Anfang der zweiten Oktoberwoche nun gab mir Mike eine Liste, auf der ich festhalten sollte, wer was für Arbeitskleidung braucht, um sich winterfest zu machen, da machte ich dann die Runde und der Bergmoll teilte mir bei der Gelegenheit mit, dass er nach Koblenz wechsele und er daher nicht mit auf die Liste komme. Der fröhliche Winzer war da nicht weit und fragte ihn grinsend: “Na, wirste uns vermissen?”
Ich hätte nun mit einem entsprechenden Spruch gerechnet, aber mit einem Gesichtsausdruck und einer Stimme, die völlige Aufrichtigkeit vermittelten, sagte er: “Das werd ich ganz bestimmt.” Ich war geradezu verblüfft.
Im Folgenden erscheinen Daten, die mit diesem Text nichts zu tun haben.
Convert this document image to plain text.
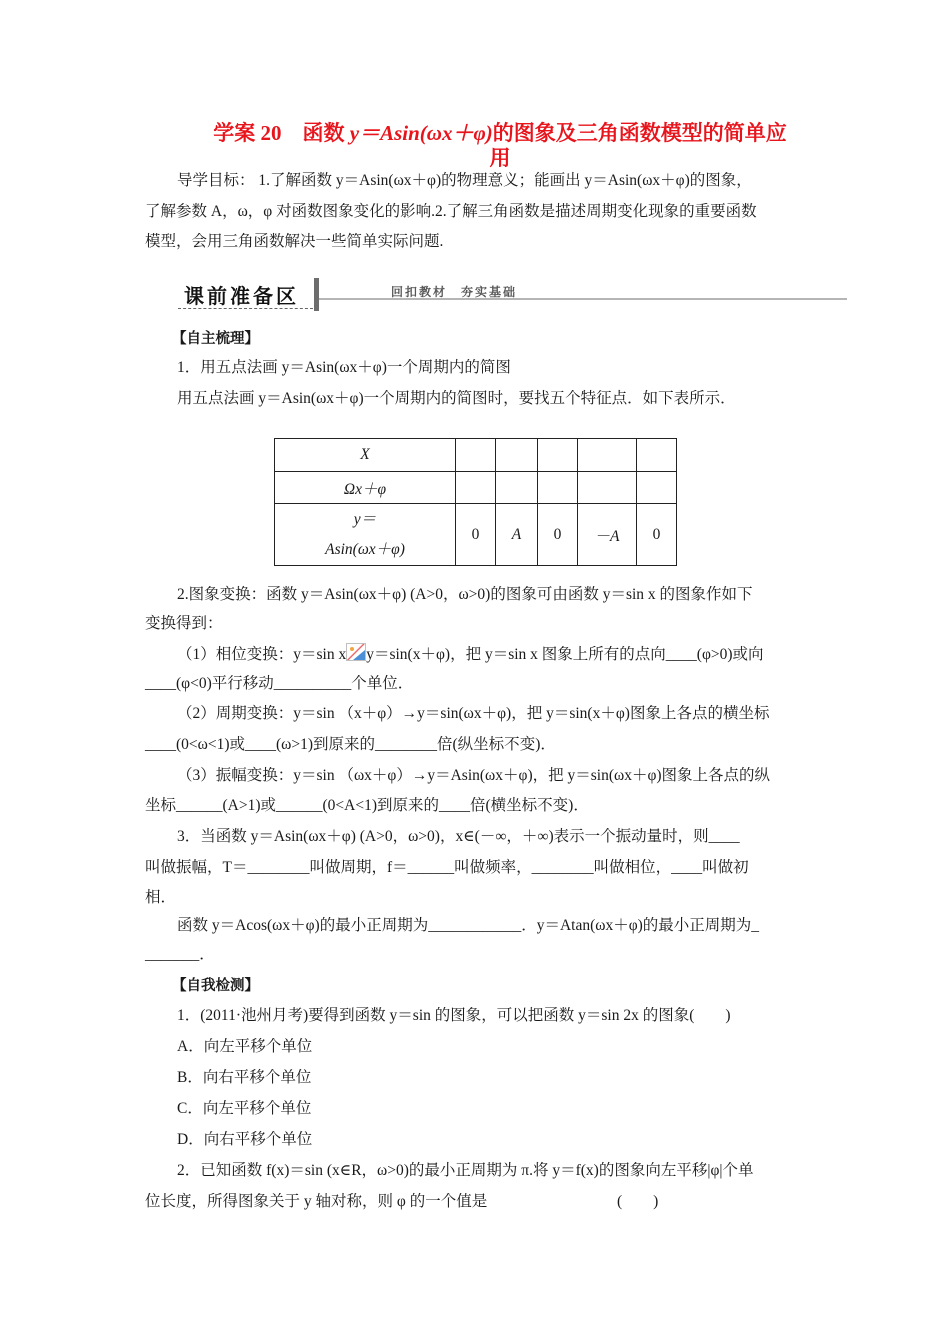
学案 20　函数 y＝Asin(ωx＋φ)的图象及三角函数模型的简单应
用
导学目标： 1.了解函数 y＝Asin(ωx＋φ)的物理意义；能画出 y＝Asin(ωx＋φ)的图象，
了解参数 A，ω，φ 对函数图象变化的影响.2.了解三角函数是描述周期变化现象的重要函数
模型，会用三角函数解决一些简单实际问题.
课前准备区	回扣教材　夯实基础
【自主梳理】
1．用五点法画 y＝Asin(ωx＋φ)一个周期内的简图
用五点法画 y＝Asin(ωx＋φ)一个周期内的简图时，要找五个特征点．如下表所示．
X					
Ωx＋φ					
y＝
Asin(ωx＋φ)	0	A	0	－A	0
2.图象变换：函数 y＝Asin(ωx＋φ) (A>0，ω>0)的图象可由函数 y＝sin x 的图象作如下
变换得到：
（1）相位变换：y＝sin x y＝sin(x＋φ)，把 y＝sin x 图象上所有的点向____(φ>0)或向
____(φ<0)平行移动__________个单位．
（2）周期变换：y＝sin （x＋φ）→y＝sin(ωx＋φ)，把 y＝sin(x＋φ)图象上各点的横坐标
____(0<ω<1)或____(ω>1)到原来的________倍(纵坐标不变)．
（3）振幅变换：y＝sin （ωx＋φ）→y＝Asin(ωx＋φ)，把 y＝sin(ωx＋φ)图象上各点的纵
坐标______(A>1)或______(0<A<1)到原来的____倍(横坐标不变)．
3．当函数 y＝Asin(ωx＋φ) (A>0，ω>0)，x∈(－∞，＋∞)表示一个振动量时，则____
叫做振幅，T＝________叫做周期，f＝______叫做频率，________叫做相位，____叫做初
相．
函数 y＝Acos(ωx＋φ)的最小正周期为____________．y＝Atan(ωx＋φ)的最小正周期为_
_______．
【自我检测】
1．(2011·池州月考)要得到函数 y＝sin 的图象，可以把函数 y＝sin 2x 的图象(　　)
A．向左平移个单位
B．向右平移个单位
C．向左平移个单位
D．向右平移个单位
2．已知函数 f(x)＝sin (x∈R，ω>0)的最小正周期为 π.将 y＝f(x)的图象向左平移|φ|个单
位长度，所得图象关于 y 轴对称，则 φ 的一个值是	(　　)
Wie sei das denn eigentlich in Koblenz, fragte ich ihn.
Na ja, gab er zurück, die Arbeitsbedingungen seien schon irgendwie besser, man habe in der größeren Halle viel mehr Platz, aber hier in Trier sei die Stimmung einfach viel besser und der Umgang miteinander, sowohl unter Fahrern als auch und vor allem mit dem Büropersonal, sei wesentlich entspannter und freundlicher.
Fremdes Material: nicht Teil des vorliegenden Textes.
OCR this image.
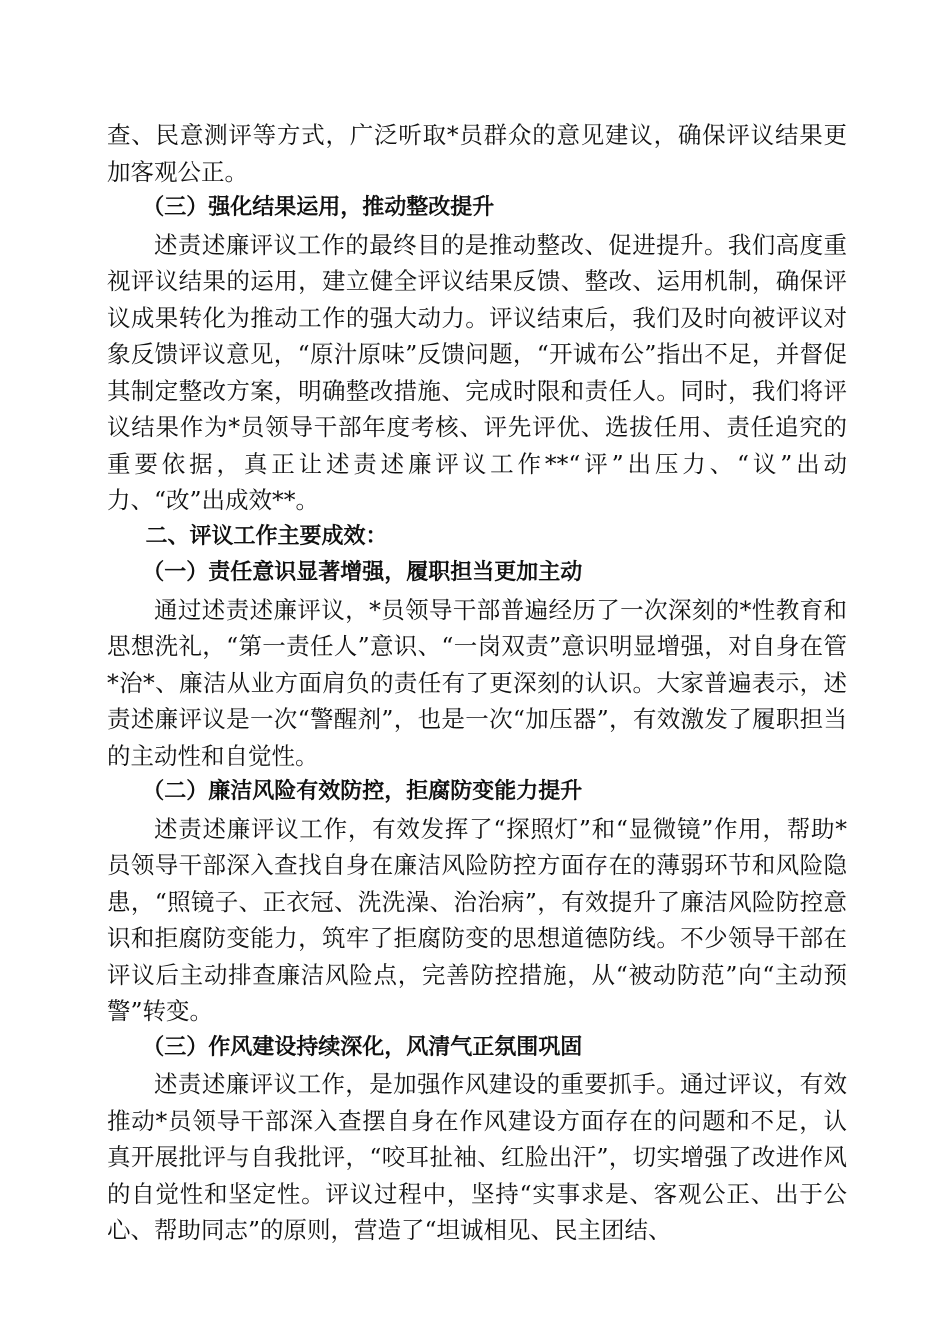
查、民意测评等方式，广泛听取*员群众的意见建议，确保评议结果更加客观公正。

（三）强化结果运用，推动整改提升

述责述廉评议工作的最终目的是推动整改、促进提升。我们高度重视评议结果的运用，建立健全评议结果反馈、整改、运用机制，确保评议成果转化为推动工作的强大动力。评议结束后，我们及时向被评议对象反馈评议意见，“原汁原味”反馈问题，“开诚布公”指出不足，并督促其制定整改方案，明确整改措施、完成时限和责任人。同时，我们将评议结果作为*员领导干部年度考核、评先评优、选拔任用、责任追究的重要依据，真正让述责述廉评议工作**“评”出压力、“议”出动力、“改”出成效**。

二、评议工作主要成效：

（一）责任意识显著增强，履职担当更加主动

通过述责述廉评议，*员领导干部普遍经历了一次深刻的*性教育和思想洗礼，“第一责任人”意识、“一岗双责”意识明显增强，对自身在管*治*、廉洁从业方面肩负的责任有了更深刻的认识。大家普遍表示，述责述廉评议是一次“警醒剂”，也是一次“加压器”，有效激发了履职担当的主动性和自觉性。

（二）廉洁风险有效防控，拒腐防变能力提升

述责述廉评议工作，有效发挥了“探照灯”和“显微镜”作用，帮助*员领导干部深入查找自身在廉洁风险防控方面存在的薄弱环节和风险隐患，“照镜子、正衣冠、洗洗澡、治治病”，有效提升了廉洁风险防控意识和拒腐防变能力，筑牢了拒腐防变的思想道德防线。不少领导干部在评议后主动排查廉洁风险点，完善防控措施，从“被动防范”向“主动预警”转变。

（三）作风建设持续深化，风清气正氛围巩固

述责述廉评议工作，是加强作风建设的重要抓手。通过评议，有效推动*员领导干部深入查摆自身在作风建设方面存在的问题和不足，认真开展批评与自我批评，“咬耳扯袖、红脸出汗”，切实增强了改进作风的自觉性和坚定性。评议过程中，坚持“实事求是、客观公正、出于公心、帮助同志”的原则，营造了“坦诚相见、民主团结、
Der Bergmoll geht also und der Kurde wird “z.b.V.” für Gefahrgut und Frühdienste (also Acht-Uhr- und Zehn-Uhr-Expresse) und als “Springer” eingesetzt (als Ersatz, falls unerwartet einer ausfällt), und das bedeutet, dass neue Fahrer hermussten.
Das ist zum einen Knut (Name geändert) und zum anderen Bert (Name geändert). Knut, ich gehe davon aus, dass er Mitte 20 ist, scheint in Ordnung und irgendwie farblos, eine unauffällige Persönlichkeit, aber das kann ich nicht wirklich auf die Entfernung beurteilen, da er zu viele Leute weit bandabwärts und damit außer Kommunikationsreichweite steht. Bert dagegen übernimmt Bitburg, steht also direkt neben mir. Er stammt aus Nigeria, wanderte mit seinen Eltern nach England aus, von wo aus sein Bruder in die USA und er nach Deutschland ging. Bert ist 31 und hat eine kleine Tochter in der Grundschule.
Das heißt, dass er im Unterschied zu den allermeisten anderen Kollegen Englisch spricht und Mike machte bereits Witze, dass wir uns ja nun auf Englisch unterhalten könnten und keiner werde uns verstehen.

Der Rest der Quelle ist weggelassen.